Question about GoogLeNet

The googlenet model on the torchvision exists on master branch.
I am using torchvision==0.2.3a0+ae81313 (latest master)
If I call googlenet model from examples/imagenet/main.py is failed on following error.
Is there any way to solve this?

Traceback (most recent call last):
  File "examples/imagenet/main.py", line 417, in <module>
    main()
  File "examples/imagenet/main.py", line 113, in main
    main_worker(args.gpu, ngpus_per_node, args)
  File "examples/imagenet/main.py", line 239, in main_worker
    train(train_loader, model, criterion, optimizer, epoch, args)
  File "examples/imagenet/main.py", line 282, in train
    loss = criterion(output, target)
  File "/usr/local/lib/python3.6/dist-packages/torch/nn/modules/module.py", line 493, in __call__
    result = self.forward(*input, **kwargs)
  File "/usr/local/lib/python3.6/dist-packages/torch/nn/modules/loss.py", line 942, in forward
    ignore_index=self.ignore_index, reduction=self.reduction)
  File "/usr/local/lib/python3.6/dist-packages/torch/nn/functional.py", line 2056, in cross_entropy
    return nll_loss(log_softmax(input, 1), target, weight, None, ignore_index, None, reduction)
  File "/usr/local/lib/python3.6/dist-packages/torch/nn/functional.py", line 1350, in log_softmax
    ret = input.log_softmax(dim)
AttributeError: 'GoogLeNetOuputs' object has no attribute 'log_softmax'

Based on the error message it looks like you are using nn.CrossEntropyLoss as your criterion.
By default, you will get three outputs from googlenet: logits, aux_logits1, and aux_logits2.
If you simply pass all three outputs to your criterion, you’ll get this error.

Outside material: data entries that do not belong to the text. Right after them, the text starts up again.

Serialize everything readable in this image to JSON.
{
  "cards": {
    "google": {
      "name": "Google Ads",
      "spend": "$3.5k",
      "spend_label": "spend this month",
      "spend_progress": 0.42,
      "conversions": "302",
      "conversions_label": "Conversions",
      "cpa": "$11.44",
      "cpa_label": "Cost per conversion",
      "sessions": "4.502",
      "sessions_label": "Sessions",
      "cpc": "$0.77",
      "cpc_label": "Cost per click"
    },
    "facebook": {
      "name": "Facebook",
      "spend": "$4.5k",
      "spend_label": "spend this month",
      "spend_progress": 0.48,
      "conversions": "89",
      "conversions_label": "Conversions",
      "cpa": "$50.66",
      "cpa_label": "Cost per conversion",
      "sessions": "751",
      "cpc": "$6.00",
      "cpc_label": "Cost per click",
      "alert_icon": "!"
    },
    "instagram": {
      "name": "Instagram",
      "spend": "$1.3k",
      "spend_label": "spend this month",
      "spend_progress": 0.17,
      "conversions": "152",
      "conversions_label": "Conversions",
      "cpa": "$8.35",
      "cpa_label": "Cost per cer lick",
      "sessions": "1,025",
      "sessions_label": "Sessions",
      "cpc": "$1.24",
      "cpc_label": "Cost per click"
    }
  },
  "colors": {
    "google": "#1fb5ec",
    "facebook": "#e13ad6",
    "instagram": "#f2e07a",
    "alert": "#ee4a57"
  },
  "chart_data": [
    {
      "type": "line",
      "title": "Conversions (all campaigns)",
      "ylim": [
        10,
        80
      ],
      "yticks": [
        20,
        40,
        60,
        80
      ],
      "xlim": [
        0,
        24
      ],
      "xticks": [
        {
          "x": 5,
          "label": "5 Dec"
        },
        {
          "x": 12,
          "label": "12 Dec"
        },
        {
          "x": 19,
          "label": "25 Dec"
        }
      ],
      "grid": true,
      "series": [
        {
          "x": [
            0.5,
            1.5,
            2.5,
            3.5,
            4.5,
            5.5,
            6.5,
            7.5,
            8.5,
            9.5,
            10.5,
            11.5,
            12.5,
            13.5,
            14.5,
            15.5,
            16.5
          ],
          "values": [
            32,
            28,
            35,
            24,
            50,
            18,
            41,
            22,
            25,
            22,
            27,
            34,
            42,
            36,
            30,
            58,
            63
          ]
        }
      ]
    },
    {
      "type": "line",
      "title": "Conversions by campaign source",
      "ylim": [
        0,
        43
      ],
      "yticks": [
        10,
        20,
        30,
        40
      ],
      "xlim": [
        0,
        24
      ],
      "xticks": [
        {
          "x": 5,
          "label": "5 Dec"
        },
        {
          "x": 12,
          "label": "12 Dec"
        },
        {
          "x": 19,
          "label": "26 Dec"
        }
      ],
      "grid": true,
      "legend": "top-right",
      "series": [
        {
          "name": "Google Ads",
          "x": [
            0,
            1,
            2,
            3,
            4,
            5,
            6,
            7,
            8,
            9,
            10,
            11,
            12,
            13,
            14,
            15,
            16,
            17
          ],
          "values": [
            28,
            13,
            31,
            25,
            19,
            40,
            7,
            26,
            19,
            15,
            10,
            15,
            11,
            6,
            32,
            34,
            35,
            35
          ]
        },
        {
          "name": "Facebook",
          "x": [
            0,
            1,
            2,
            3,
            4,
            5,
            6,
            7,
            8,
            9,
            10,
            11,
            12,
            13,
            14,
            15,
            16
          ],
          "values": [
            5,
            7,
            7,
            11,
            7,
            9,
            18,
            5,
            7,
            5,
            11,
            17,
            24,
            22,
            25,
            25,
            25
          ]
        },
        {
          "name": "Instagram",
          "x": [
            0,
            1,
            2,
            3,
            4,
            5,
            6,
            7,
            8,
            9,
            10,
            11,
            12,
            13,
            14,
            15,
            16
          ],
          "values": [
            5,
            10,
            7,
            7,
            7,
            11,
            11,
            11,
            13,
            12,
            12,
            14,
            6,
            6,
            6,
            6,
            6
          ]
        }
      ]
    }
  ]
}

If you don’t need the aux outputs, just pass the logits to your criterion as:

model = models.googlenet()

x = torch.randn(2, 3, 224, 224)
output = model(x)

criterion = nn.CrossEntropyLoss()
criterion(output.logits, torch.randint(0, 1000, (2,)))
2 Likes

Thank you for comments.
I am just executing imagenet example on google colab with following instruction.
I try to change example code with your suggestion but another error appeared.
But just for my simple test, I will check it later.

Thanks again

Get examples and data (imagenett), and update model (torchvision)

!wget https://s3.amazonaws.com/fast-ai-imageclas/imagenette-320.tgz
!tar xzf imagenette-320.tgz`
!git clone http://github.com/pytorch/examples
!pip uninstall -y torchvision
!git clone http://github.com/pytorch/vision
!cd vision;python setup.py install

Executing googlenet

!python examples/imagenet/main.py -a googlenet -j 2 -b 64 --epochs 10 imagenette-320/

Which other error did occur?
Let me know, if you get stuck, and we can have another look.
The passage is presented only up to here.